Regarding atomicity and language, here is for example a link about atomicity in JAVA, that might give you a different perspective: What operations in Java are considered atomic?
A quick question I've been wondering about for some time; Does the CPU assign values atomically, or, is it bit by bit (say for example a 32bit integer).
If it's bit by bit, could another thread accessing this exact location get a "part" of the to-be-assigned value?
Think of this:
I have two threads and one shared "unsigned int" variable (call it "g_uiVal").
Both threads loop.
On is printing "g_uiVal" with printf("%u\n", g_uiVal).
The second just increase this number.
Will the printing thread ever print something that is totally not or part of "g_uiVal"'s value?
In code:
unsigned int g_uiVal;
void thread_writer()
{
g_uiVal++;
}
void thread_reader()
{
while(1)
printf("%u\n", g_uiVal);
}
Depends on the bus widths of the CPU and memory. In a PC context, with anything other than a really ancient CPU, accesses of up to 32 bit accesses are atomic; 64-bit accesses may or may not be. In the embedded space, many (most?) CPUs are 32 bits wide and there is no provision for anything wider, so your int64_t is guaranteed to be non-atomic.
I believe the only correct answer is "it depends". On what you may ask?
Well for starters which CPU. But also some CPUs are atomic for writing word width values, but only when aligned. It really is not something you can guarantee at a C language level.
Many compilers offer "intrinsics" to emit correct atomic operations. These are extensions which act like functions, but emit the correct code for your target architecture to get the needed atomic operations. For example: http://gcc.gnu.org/onlinedocs/gcc/Atomic-Builtins.html
You said "bit-by-bit" in your question. I don't think any architecture does operations a bit at a time, except with some specialized serial protocol busses. Standard memory read/writes are done with 8, 16, 32, or 64 bits of granularity. So it is POSSIBLE the operation in your example is atomic.
However, the answer is heavily platform dependent.
It depends on the CPU's capabilities.
Can the hardware do an atomic 32-bit
operation? Here's a hint: If the
variable you are working on is larger
than the native register size (e.g.
64-bit int on a 32-bit system), it's
definitely NOT atomic.
It depends on how the compiler
generates the machine code. It could
have turned your 32-bit variable
access into 4x 8-bit memory reads.
It gets tricky if the address of what
you are accessing is not aligned
across a machine's natural word
boundary. You can hit a a cache
fault or page fault.
It is VERY POSSIBLE that you would see a corrupt or unexpected value using the code example that you posted.
Your platform probably provides some method of doing atomic operations. In the case of a Windows platform, it is via the Interlocked functions. In the case of Linux/Unix, look at the atomic_t type.
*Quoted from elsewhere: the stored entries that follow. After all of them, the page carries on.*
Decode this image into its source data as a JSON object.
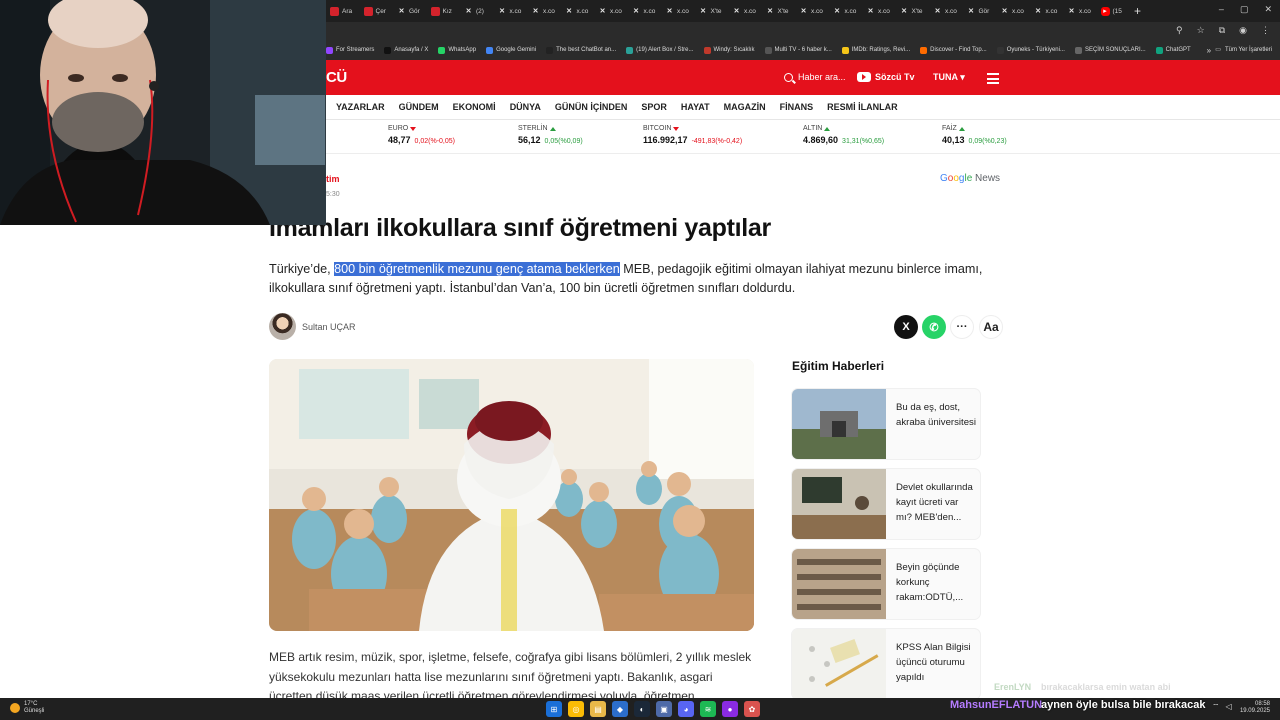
{
  "browser": {
    "tabs": [
      "Ara",
      "Çer",
      "Gör",
      "Kız",
      "(2)",
      "x.co",
      "x.co",
      "x.co",
      "x.co",
      "x.co",
      "x.co",
      "X'te",
      "x.co",
      "X'te",
      "x.co",
      "x.co",
      "x.co",
      "X'te",
      "x.co",
      "Gör",
      "x.co",
      "x.co",
      "x.co",
      "(15"
    ],
    "bookmarks": [
      "For Streamers",
      "Anasayfa / X",
      "WhatsApp",
      "Google Gemini",
      "The best ChatBot an...",
      "(19) Alert Box / Stre...",
      "Windy: Sıcaklık",
      "Multi TV - 6 haber k...",
      "IMDb: Ratings, Revi...",
      "Discover - Find Top...",
      "Oyuneks - Türkiyeni...",
      "SEÇİM SONUÇLARI...",
      "ChatGPT"
    ],
    "bookmarks_folder": "Tüm Yer İşaretleri"
  },
  "site": {
    "logo": "CÜ",
    "search_placeholder": "Haber ara...",
    "tv_label": "Sözcü Tv",
    "user_label": "TUNA",
    "nav": [
      "YAZARLAR",
      "GÜNDEM",
      "EKONOMİ",
      "DÜNYA",
      "GÜNÜN İÇİNDEN",
      "SPOR",
      "HAYAT",
      "MAGAZİN",
      "FİNANS",
      "RESMİ İLANLAR"
    ],
    "ticker": [
      {
        "name": "EURO",
        "dir": "down",
        "value": "48,77",
        "change": "0,02(%-0,05)"
      },
      {
        "name": "STERLİN",
        "dir": "up",
        "value": "56,12",
        "change": "0,05(%0,09)"
      },
      {
        "name": "BITCOIN",
        "dir": "down",
        "value": "116.992,17",
        "change": "-491,83(%-0,42)"
      },
      {
        "name": "ALTIN",
        "dir": "up",
        "value": "4.869,60",
        "change": "31,31(%0,65)"
      },
      {
        "name": "FAİZ",
        "dir": "up",
        "value": "40,13",
        "change": "0,09(%0,23)"
      }
    ]
  },
  "article": {
    "category": "tim",
    "time": "5:30",
    "google_news": [
      "G",
      "o",
      "o",
      "g",
      "le",
      " News"
    ],
    "headline": "İmamları ilkokullara sınıf öğretmeni yaptılar",
    "lead_before": "Türkiye’de, ",
    "lead_highlight": "800 bin öğretmenlik mezunu genç atama beklerken",
    "lead_after": " MEB, pedagojik eğitimi olmayan ilahiyat mezunu binlerce imamı, ilkokullara sınıf öğretmeni yaptı. İstanbul’dan Van’a, 100 bin ücretli öğretmen sınıfları doldurdu.",
    "author": "Sultan UÇAR",
    "share_x": "X",
    "share_wa": "✆",
    "share_more": "···",
    "share_font": "Aa",
    "body": "MEB artık resim, müzik, spor, işletme, felsefe, coğrafya gibi lisans bölümleri, 2 yıllık meslek yüksekokulu mezunları hatta lise mezunlarını sınıf öğretmeni yaptı. Bakanlık, asgari ücretten düşük maaş verilen ücretli öğretmen görevlendirmesi yoluyla, öğretmen"
  },
  "sidebar": {
    "title": "Eğitim Haberleri",
    "items": [
      {
        "title": "Bu da eş, dost, akraba üniversitesi"
      },
      {
        "title": "Devlet okullarında kayıt ücreti var mı? MEB'den..."
      },
      {
        "title": "Beyin göçünde korkunç rakam:ODTÜ,..."
      },
      {
        "title": "KPSS Alan Bilgisi üçüncü oturumu yapıldı"
      }
    ]
  },
  "taskbar": {
    "temp": "17°C",
    "weather": "Güneşli",
    "time": "08:58",
    "date": "19.09.2025"
  },
  "stream": {
    "chat_user": "MahsunEFLATUN",
    "chat_message": "aynen öyle bulsa bile bırakacak",
    "ghost_user": "ErenLYN",
    "ghost_message": "bırakacaklarsa emin watan abi"
  },
  "colors": {
    "brand": "#e4111c",
    "highlight": "#3b6fd6",
    "up": "#2a9d3f",
    "down": "#e4111c"
  }
}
To add to what has been said so far - another potential concern is caching. CPUs tend to work with the local (on die) memory cache which may or may not be immediately flushed back to the main memory. If the box has more than one CPU, it is possible that another CPU will not see the changes for some time after the modifying CPU made them - unless there is some synchronization command informing all CPUs that they should synchronize their on-die caches. As you can imagine such synchronization can considerably slow the processing down.
Don't forget that the compiler assumes single-thread when optimizing, and this whole thing could just go away.
POSIX defines the special type sig_atomic_t which guarentees that writes to it are atomic with respect to signals, which will make it also atomic from the point of view of other threads like you want. They don't specifically define an atomic cross-thread type like this, since thread communication is expected to be mediated by mutexes or other sychronization primitives.
Considering modern microprocessors (and ignoring microcontrollers), the 32-bit assignment is atomic, not bit-by-bit.
However, now completely off of your question's topic... the printing thread could still print something that is not expected because of the lack of synchronization in this example, of course, due to instruction reordering and multiple cores each with their own copy of g_uiVal in their caches.